A l’inverse dans un groupe restreint, il y a toujours un individu qui va influencer les autres. Cette personne va progressivement monopoliser la parole et se considérer comme leader. Or, ce leader autoproclamé ne propose pas forcément des bonnes idées pour le groupe et peut même tromper les autres.

 

Pour justifier son argumentation, l’auteur prend l’exemple du débarquement de la baie des cochons organisé par l’armée américaine en 1961 pour renverser Fidel Castro. Selon James Surowiecki, cette opération a été organisée par un groupe d’experts américains ayant le même point de vue.  Ces experts avaient la certitude que l’opération allait être une réussite mais ce ne fut pas le cas et Fidel Castro n’a pas été renversé.
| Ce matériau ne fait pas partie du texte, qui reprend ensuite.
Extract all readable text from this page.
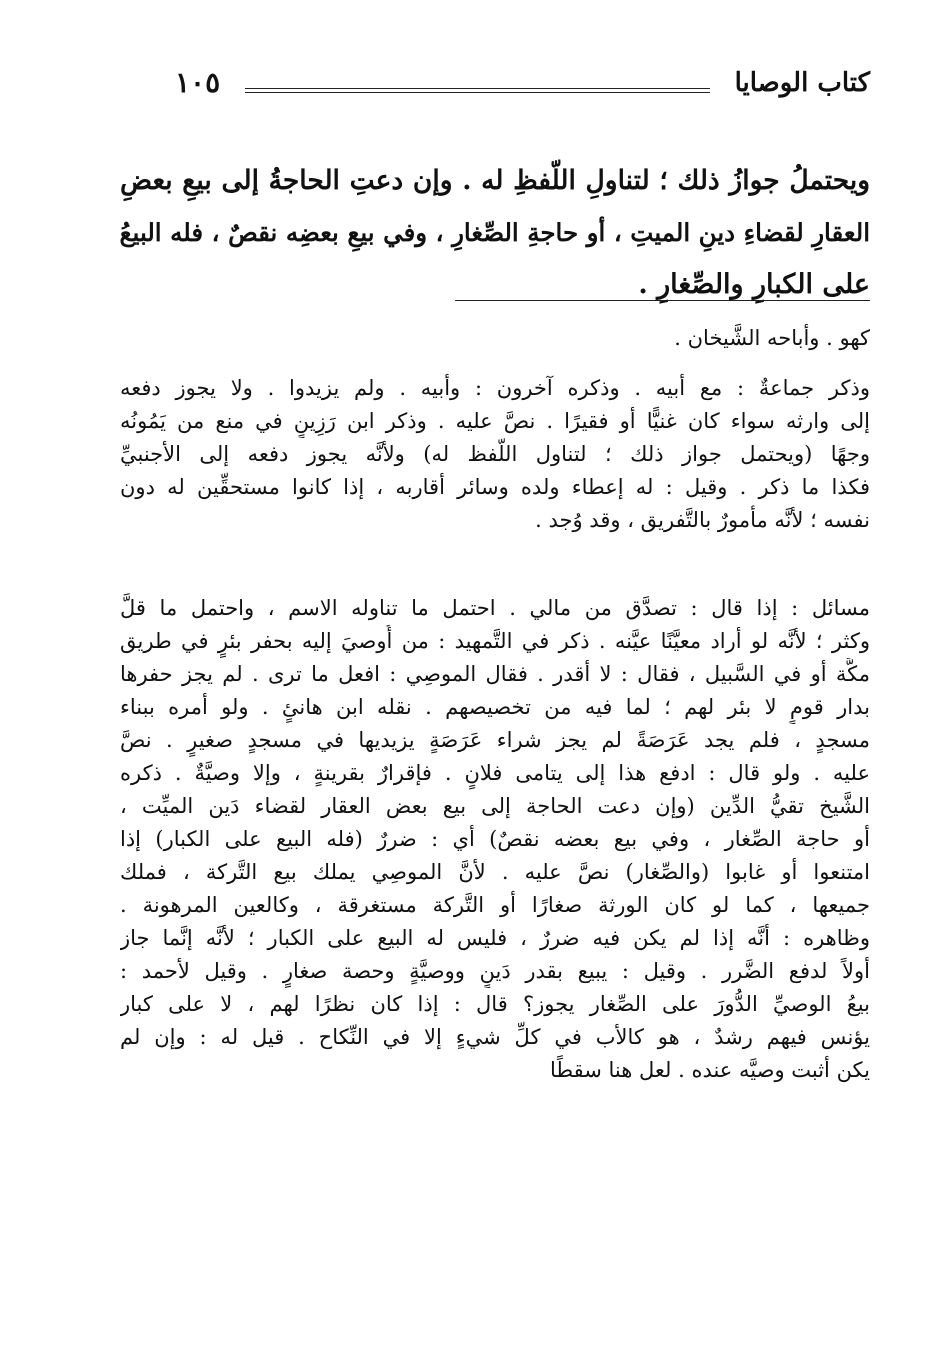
كتاب الوصايا
١٠٥
ويحتملُ جوازُ ذلك ؛ لتناولِ اللّفظِ له . وإن دعتِ الحاجةُ إلى بيعِ بعضِ
العقارِ لقضاءِ دينِ الميتِ ، أو حاجةِ الصِّغارِ ، وفي بيعِ بعضِه نقصٌ ، فله البيعُ
على الكبارِ والصِّغارِ .
كهو . وأباحه الشَّيخان .
وذكر جماعةٌ : مع أبيه . وذكره آخرون : وأبيه . ولم يزيدوا . ولا يجوز دفعه
إلى وارثه سواء كان غنيًّا أو فقيرًا . نصَّ عليه . وذكر ابن رَزِينٍ في منع من يَمُونُه
وجهًا (ويحتمل جواز ذلك ؛ لتناول اللّفظ له) ولأنَّه يجوز دفعه إلى الأجنبيِّ
فكذا ما ذكر . وقيل : له إعطاء ولده وسائر أقاربه ، إذا كانوا مستحقِّين له دون
نفسه ؛ لأنَّه مأمورٌ بالتَّفريق ، وقد وُجد .
مسائل : إذا قال : تصدَّق من مالي . احتمل ما تناوله الاسم ، واحتمل ما قلَّ
وكثر ؛ لأنَّه لو أراد معيَّنًا عيَّنه . ذكر في التَّمهيد : من أُوصيَ إليه بحفر بئرٍ في طريق
مكَّة أو في السَّبيل ، فقال : لا أقدر . فقال الموصِي : افعل ما ترى . لم يجز حفرها
بدار قومٍ لا بئر لهم ؛ لما فيه من تخصيصهم . نقله ابن هانئٍ . ولو أمره ببناء
مسجدٍ ، فلم يجد عَرَصَةً لم يجز شراء عَرَصَةٍ يزيديها في مسجدٍ صغيرٍ . نصَّ
عليه . ولو قال : ادفع هذا إلى يتامى فلانٍ . فإقرارٌ بقرينةٍ ، وإلا وصيَّةٌ . ذكره
الشَّيخ تقيُّ الدِّين (وإن دعت الحاجة إلى بيع بعض العقار لقضاء دَين الميِّت ،
أو حاجة الصِّغار ، وفي بيع بعضه نقصٌ) أي : ضررٌ (فله البيع على الكبار) إذا
امتنعوا أو غابوا (والصِّغار) نصَّ عليه . لأنَّ الموصِي يملك بيع التَّركة ، فملك
جميعها ، كما لو كان الورثة صغارًا أو التَّركة مستغرقة ، وكالعين المرهونة .
وظاهره : أنَّه إذا لم يكن فيه ضررٌ ، فليس له البيع على الكبار ؛ لأنَّه إنَّما جاز
أولاً لدفع الضَّرر . وقيل : يبيع بقدر دَينٍ ووصيَّةٍ وحصة صغارٍ . وقيل لأحمد :
بيعُ الوصيِّ الدُّورَ على الصِّغار يجوز؟ قال : إذا كان نظرًا لهم ، لا على كبار
يؤنس فيهم رشدٌ ، هو كالأب في كلِّ شيءٍ إلا في النِّكاح . قيل له : وإن لم
يكن أثبت وصيَّه عنده . لعل هنا سقطًا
Ce que l’on peut retenir d’une telle expérience, c’est que tous les experts pensent de la même façon alors qu’une foule d’individus va proposer une multitude d’idées et une multitude de points de vue. Certes, au sein du groupe certains vont proposer de mauvaises idées. Mais avec ces multiples points de vue et perspectives, le groupe va facilement écarter les mauvaises idées.

 

Confronter des opinions contradictoires permet de prendre de meilleures décisions. Néanmoins, il semble important d’observer les conditions qui garantissent une bonne prise de décision collective.

 

Faire émerger une pensée intelligente

Dans un groupe, il n’est pas facile de faire en sorte que chacun s’exprime librement. Certains individus vont refuser d’exprimer ce qu’ils pensent véritablement. Ils vont souvent décider de suivre « la doxa », c’est-à-dire l’opinion partagée par le plus grand nombre, pour ne pas se faire d’ennemis et s’intégrer au groupe. Un tel comportement va largement affaiblir la diversité des opinions au sein du groupe puisque personne ne va véritablement oser s’exprimer par peur d’être stigmatisé.

 

Ce phénomène est d’autant plus fort, lorsqu’il existe une hiérarchie au sein du groupe. En effet, lorsqu’il existe une hiérarchie claire, seul certains membres du groupe seront autorisés à parler. Autrement dit, les individus les plus hauts placés dans la hiérarchie pourront orienter la discussion et partager leurs opinions tandis que le reste du groupe suivra par peur d’être rejeté. L’auteur mentionne l’accident de la navette spatiale Columbia en 2003. Avant même le lancement de la navette, certains ingénieurs ont estimé que la navette n’était pas viable. Cependant, les directeurs de la NASA ont limité les investigations et ont demandé aux ingénieurs de ne rien dire. Les résultats furent catastrophiques et la navette s’est désintégrée en vol le 1er février 2003.

 

Selon l’auteur pour éviter la propagation de pensée irrationnelle, il est absolument nécessaire que chaque individu pense de façon indépendante.  En effet, si tel n’est pas le cas, les membres du groupe finissent par partager les mêmes opinions. L’algorithme de Facebook en est un bon exemple : en rapprochant des personnes qui partagent les mêmes opinions, des discours racistes ou homophobes finissent par se propager largement. Il est donc absolument nécessaire que chacun dispose de ses propres sources d’information pour pouvoir penser librement.

 

Ainsi, pour que lintelligence collective existe il faut encourager les membres du groupe à prendre la parole librement, combattre toute forme de hiérarchie et faire en sorte que chaque individu puisse penser de façon indépendante. Encore faut-il parvenir à faire ressortir lopinion de la foule de façon efficace ?

 

Comment extraire l’opinion collective ?

Lorsque l’on évoque la démocratie directe, les mêmes critiques semblent revenir inlassablement. On nous rappelle que la démocratie directe n’a existé qu’en Grèce dans une société où les citoyens étaient très peu nombreux. Ainsi, on pourrait s’interroger : la démocratie directe est-elle possible dans une société composée de 66 millions d’individus ?

 

James Surowiecki apporte ici une réponse claire. Il explique que dans une société, chaque membre doit pouvoir s’exprimer librement auprès de ses amis, sa famille, ou bien dans des associations. Il existe donc une multitude de sous-groupe dans lesquels l’individu peut facilement et librement s’exprimer.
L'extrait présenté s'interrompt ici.